Le streaming du jour #454 : CROWN - ’The One EP’
O.K., c’est vrai, sur ce coup-là, on est un peu à la traîne. Cet EP est déjà âgé de six mois. Autant dire une éternité pour les musicovores discophages voraces jamais vraiment rassasiés que nous sommes et que vous êtes aussi. Dans le même temps, c’est un bon indicateur : en six mois, l’envie d’en parler est restée intacte, ne s’est même jamais émoussée malgré les écoutes répétées et répétées encore. Il se dégage de The One un petit quelque chose, un supplément d’âme qui fait vraiment toute la différence. Pourtant, le périmètre musical dans lequel se meut CROWN est du genre encombré, voire même surchargé : il s’agit de doom avec de gros morceaux de post-hardcore dedans, teintés d’éclats de sludge. Le tout porté par une charpente industrielle assez marquée.
Dès lors, à peine les premières secondes se font-elles entendre qu’une multitude de noms envahissent le cerveau : Godflesh, Neurosis, Isis et cætera. De prime abord, ayant écouté nombre de leurs copies carbones, parfois pour le meilleur mais souvent pour le pire, on s’apprête à se laisser envahir par un profond sentiment de lassitude. Mais le sentier qu’emprunte CROWN a beau être balisé, l’atmosphère générale bien connue, il n’en reste pas moins que l’ennui ne vient jamais. La musique du duo dégage quelque chose qui n’appartient qu’à elle. Peut-être est-ce dû à sa grande sincérité ou à leur talent de composition indéniable ? Ou à la posologie millimétrée à l’œuvre derrière chacun des morceaux, cette façon bien particulière d’injecter des doses salutaires de guitares éthérées et d’accents plus abstraits dans la lourdeur et la brutalité qui prédominent. Difficile à dire et c’est sans doute tout cela à la fois. Et puis même, peu importe, ce que l’on sait c’est que l’on écoute The One bien souvent.
Cosmogasm et sa puissance arrachée, son growl abyssal et son tapis de riff massifs et lents. Rien de nouveau mais tellement bien fait. Et puis ces cordes qui envahissent le morceau sans être ridicules ni grandiloquentes, soulignant toute la tension jusqu’ici bien cachée derrière les assauts pesants. Rien à voir avec The One qui explore les rivages plus apaisés d’un post-metal fuselé. Les mantras de la voix qui envahissent les guitares dépressives, la profonde mélancolie qui envahit alors le disque.
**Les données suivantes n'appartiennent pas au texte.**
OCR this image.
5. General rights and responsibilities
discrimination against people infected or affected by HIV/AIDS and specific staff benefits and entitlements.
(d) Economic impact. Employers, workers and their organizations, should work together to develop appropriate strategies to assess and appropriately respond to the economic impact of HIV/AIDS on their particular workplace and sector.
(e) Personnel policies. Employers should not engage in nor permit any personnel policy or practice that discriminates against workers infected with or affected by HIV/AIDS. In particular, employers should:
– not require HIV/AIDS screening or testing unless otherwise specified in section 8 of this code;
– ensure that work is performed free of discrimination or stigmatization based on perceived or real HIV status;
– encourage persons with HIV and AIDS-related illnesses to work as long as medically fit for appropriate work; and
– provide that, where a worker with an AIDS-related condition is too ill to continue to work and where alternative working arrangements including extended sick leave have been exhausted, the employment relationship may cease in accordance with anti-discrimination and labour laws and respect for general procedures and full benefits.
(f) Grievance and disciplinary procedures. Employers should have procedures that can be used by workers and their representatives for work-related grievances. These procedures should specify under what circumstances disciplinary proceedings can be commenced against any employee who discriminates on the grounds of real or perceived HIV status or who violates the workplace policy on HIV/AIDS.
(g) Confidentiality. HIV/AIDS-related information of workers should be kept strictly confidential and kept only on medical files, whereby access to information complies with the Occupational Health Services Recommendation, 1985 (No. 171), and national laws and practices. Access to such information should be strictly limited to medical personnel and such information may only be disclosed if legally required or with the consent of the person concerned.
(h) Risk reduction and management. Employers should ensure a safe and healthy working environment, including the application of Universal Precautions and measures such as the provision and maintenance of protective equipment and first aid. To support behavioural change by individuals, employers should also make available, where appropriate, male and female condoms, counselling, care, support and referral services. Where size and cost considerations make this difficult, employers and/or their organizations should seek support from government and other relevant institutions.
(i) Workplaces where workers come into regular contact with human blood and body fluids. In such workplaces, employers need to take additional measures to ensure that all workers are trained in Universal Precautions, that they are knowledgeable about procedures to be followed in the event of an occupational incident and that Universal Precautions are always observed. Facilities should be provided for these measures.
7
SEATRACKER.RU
Un titre superbe. 100 Ashes change de direction et s’en va fureter du côté d’une ambient triste et minérale portée par un piano élégant. CROWN revêt dans ces moments-là d’autres oripeaux, il était guerrier, il devient chamane mystique célébrant les éléments. Mais retrouve ses envies belliqueuses dès Mare qui convoque crânement les guitares d’un J.K. Broadrick alors que la voix alterne passages clairs et growls méchants. Orthodox se charge de faire la synthèse de tout cela, idéalement placé en fin de disque, porté par des percussions tribales et un murmure lointain avant de brusquement changer d’atmosphère en son milieu. Initialement shoegaze, le morceaux devient post-core et permet alors de souligner l’une des grandes réussites de The One : le grand mélange qui l’habite.
Ce duo colmarien fait donc preuve de beaucoup de finesse, y compris lors des passages plus brutaux et bas du front. Fortement attiré par le noir, à l’aise dans l’esquive autant que dans l’attaque, dans la fureur que l’apaisement, CROWN impressionne. Et ce n’est là que leur premier effort. On imagine aisément ce que cela pourrait donner sur une durée plus longue. On imagine et on attend.
Court et intense. Remarquable, tout simplement.